Task Force considers launching local affiliate of Keep America Beautiful

Published 9:07 am Tuesday, April 26, 2016

Star Photo/Abby Morris-Frye  Missy Marshall, executive director of Keep Tennessee Beautiful, speaks to members of the Carter County Tourism Task Force about the benefits of becoming a Keep Tennessee Beautiful and Keep America Beautiful affiliate.

Star Photo/Abby Morris-Frye
Missy Marshall, executive director of Keep Tennessee Beautiful, speaks to members of the Carter County Tourism Task Force about the benefits of becoming a Keep Tennessee Beautiful and Keep America Beautiful affiliate.

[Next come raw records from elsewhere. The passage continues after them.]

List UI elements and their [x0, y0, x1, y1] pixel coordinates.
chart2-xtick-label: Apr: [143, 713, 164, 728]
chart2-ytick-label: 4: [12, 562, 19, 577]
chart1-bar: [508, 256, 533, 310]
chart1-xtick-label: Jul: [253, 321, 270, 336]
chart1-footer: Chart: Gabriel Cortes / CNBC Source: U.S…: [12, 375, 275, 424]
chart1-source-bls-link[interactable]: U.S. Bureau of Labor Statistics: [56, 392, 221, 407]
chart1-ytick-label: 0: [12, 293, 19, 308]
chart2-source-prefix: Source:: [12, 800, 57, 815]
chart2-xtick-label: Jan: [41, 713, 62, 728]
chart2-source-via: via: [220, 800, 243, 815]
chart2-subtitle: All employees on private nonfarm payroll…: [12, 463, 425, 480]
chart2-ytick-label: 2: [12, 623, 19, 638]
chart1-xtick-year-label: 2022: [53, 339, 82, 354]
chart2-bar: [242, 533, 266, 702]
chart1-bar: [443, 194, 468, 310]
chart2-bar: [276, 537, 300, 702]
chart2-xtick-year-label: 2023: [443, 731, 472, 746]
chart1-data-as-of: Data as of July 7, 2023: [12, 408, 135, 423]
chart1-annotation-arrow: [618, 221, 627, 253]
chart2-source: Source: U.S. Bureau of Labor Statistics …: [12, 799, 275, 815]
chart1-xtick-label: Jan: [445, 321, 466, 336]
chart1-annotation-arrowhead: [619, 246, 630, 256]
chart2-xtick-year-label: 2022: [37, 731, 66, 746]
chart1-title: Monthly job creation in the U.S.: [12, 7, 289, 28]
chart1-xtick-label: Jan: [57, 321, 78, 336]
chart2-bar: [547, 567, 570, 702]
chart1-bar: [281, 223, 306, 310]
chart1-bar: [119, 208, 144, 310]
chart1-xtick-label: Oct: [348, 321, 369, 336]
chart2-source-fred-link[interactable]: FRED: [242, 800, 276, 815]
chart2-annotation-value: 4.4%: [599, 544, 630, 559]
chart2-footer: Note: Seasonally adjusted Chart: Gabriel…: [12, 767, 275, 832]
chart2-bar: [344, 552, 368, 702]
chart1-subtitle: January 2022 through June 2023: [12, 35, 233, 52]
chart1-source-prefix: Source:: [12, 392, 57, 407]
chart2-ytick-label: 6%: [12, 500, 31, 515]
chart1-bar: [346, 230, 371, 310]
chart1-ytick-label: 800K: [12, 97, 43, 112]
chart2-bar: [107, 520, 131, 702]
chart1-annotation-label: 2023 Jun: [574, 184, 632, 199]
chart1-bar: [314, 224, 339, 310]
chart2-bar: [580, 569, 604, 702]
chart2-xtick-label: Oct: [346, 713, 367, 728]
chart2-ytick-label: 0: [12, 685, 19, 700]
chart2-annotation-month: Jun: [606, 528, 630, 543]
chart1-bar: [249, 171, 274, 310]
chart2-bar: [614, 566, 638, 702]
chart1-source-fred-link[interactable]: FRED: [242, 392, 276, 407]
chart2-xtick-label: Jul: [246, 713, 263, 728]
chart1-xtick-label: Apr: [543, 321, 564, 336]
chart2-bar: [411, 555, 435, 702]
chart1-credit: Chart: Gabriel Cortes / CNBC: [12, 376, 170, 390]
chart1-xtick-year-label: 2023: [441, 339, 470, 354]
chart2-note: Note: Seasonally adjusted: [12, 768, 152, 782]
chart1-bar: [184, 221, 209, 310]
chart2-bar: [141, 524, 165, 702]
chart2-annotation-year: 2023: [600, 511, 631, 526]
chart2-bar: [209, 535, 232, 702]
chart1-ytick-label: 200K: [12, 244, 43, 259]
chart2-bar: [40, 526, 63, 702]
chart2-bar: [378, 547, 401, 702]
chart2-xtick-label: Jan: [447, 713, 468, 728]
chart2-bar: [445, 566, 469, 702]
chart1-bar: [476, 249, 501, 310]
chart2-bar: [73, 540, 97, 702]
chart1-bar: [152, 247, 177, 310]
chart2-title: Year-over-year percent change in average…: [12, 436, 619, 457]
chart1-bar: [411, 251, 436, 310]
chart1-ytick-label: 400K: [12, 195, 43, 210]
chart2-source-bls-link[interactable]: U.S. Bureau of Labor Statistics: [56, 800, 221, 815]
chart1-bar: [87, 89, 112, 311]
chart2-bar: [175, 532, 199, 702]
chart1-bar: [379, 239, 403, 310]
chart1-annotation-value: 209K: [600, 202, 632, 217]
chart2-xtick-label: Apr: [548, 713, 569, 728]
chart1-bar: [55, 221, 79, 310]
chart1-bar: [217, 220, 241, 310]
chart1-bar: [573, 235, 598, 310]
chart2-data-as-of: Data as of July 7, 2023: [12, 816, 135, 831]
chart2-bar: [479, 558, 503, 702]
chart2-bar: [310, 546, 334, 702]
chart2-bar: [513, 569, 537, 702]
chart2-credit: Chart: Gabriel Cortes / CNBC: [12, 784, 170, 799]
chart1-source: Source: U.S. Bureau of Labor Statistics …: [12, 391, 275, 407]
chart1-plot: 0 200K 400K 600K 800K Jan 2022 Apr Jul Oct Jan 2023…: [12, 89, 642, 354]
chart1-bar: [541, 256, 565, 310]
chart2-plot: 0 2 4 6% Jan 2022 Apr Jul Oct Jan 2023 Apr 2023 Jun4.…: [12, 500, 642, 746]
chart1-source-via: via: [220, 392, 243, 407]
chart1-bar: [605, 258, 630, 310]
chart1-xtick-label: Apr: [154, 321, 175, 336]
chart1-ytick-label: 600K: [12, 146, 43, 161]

A movement to help preserve the natural beauty of Carter County by educating the public and cleaning up the highways and byways continues to gain momentum as the Carter County Tourism Task Force discussed becoming an affiliate of the Keep America Beautiful program.
Carter County Proud founder Ed Jordan has approached various community members and leaders about creating a partnership to launch a local affiliate of the KAB program. He had previously garnered the support of Carter County Mayor Leon Humphrey and County Commissioner Cody McQueen, who chairs the Tourism Task Force. On Monday evening, the Task Force heard from Missy Marshall, the KAB state leader for Tennessee as well as the executive director of Keep Tennessee Beautiful, which is the state affiliate for KAB.
After hearing about the benefits of creating an affiliate program and learning what all the state and national programs can provide to local affiliates, members of the Task Force voiced their support for founding a local affiliate program.
Improving the appearance of a community by cleaning up and preventing litter can have a number of impacts, Marshall said, especially in the realms of tourism and economic development and recruitment.
“It’s like having people come over,” she explained, adding that tourism can be like having house guests. “You clean up before they get here and clean up again after they leave.”
She shared a story that had previously been shared with her about an economic developer in Louisiana who was giving a tour to a prospective industrial leader. Not long after leaving the airport, the visitor told the developer to turn the car around and take him back to the airport. When the developer asked why, the visitor responded that the litter on the roads showed the community did not take pride in itself so why should he locate his employees and business in such a community.
By helping to present the best possible community image, Marshall said the county can not only boost tourism but could boost economic development as well.
One of the most important keys to community beautification, Marshall said, is community education.
“If we don’t educate people to not put it there, we’re going to be pickup up litter for the rest of our lives,” she said.
That is why KAB and KTnB tackle the idea of litter with a multi-faceted approach, focusing on education as well as litter prevention and pickup while helping to coordinate the efforts of community groups already in place under one umbrella.
If the Tourism Task Force elects to launch an affiliate, Marshall said there would be a one-time certification fee which would be around $2,000. That fee can be paid for through the Tennessee Department of Transportation’s Litter Grant Program, which Carter County is already a part of. After that, each year the affiliate would have to be an annual membership fee which would range between $150-$250.
Robin Cleary, director of local affiliate Keep Kingsport Beautiful, also attended the meeting and she said her annual fee of $200 is well worth the investment.
“I get more Glad trash bags and bottled water from Keep Tennessee Beautiful than I could with the $200,” she said.
Cleary also told the Task Force that having the affiliate opens up additional grant funding for the community.
“I’ve gotten a lot of grants through Keep America Beautiful,” she said. “The money is out there.”
Task Force member Jon Hartman, who is the director of Planning and Development for the City of Elizabethton, asked Marshall what the staffing requirements were in order to become an affiliate. Marshall said there are no requirements and some affiliates had paid staff while some operated on a strictly volunteer basis.
While there are no strict requirements, Marshall said her favorite model for an affiliate is like the operation of Keep Kingsport Beautiful, which is set up under the umbrella of the Chamber of Commerce.
Some on the Task Force agreed that the Chamber of Commerce seemed like a good fit as the overseeing agency for a local affiliate if one is launched.
Hartman attempted to make a motion to have the Chamber proceed with the steps to begin developing a structure for a local affiliate, but McQueen reminded the group that as a Task Force they could make no decisions on their own.
However, McQueen said he would set up a meeting with Elizabethton/Carter County Chamber of Commerce Director Tonya Stevens, who was not able to attend Monday’s meeting, to speak with her and see if the Chamber would be interested in being the parent organization for a local KAB affiliate. If the Chamber is agreeable to the idea, McQueen said the Task Force could proceed from there.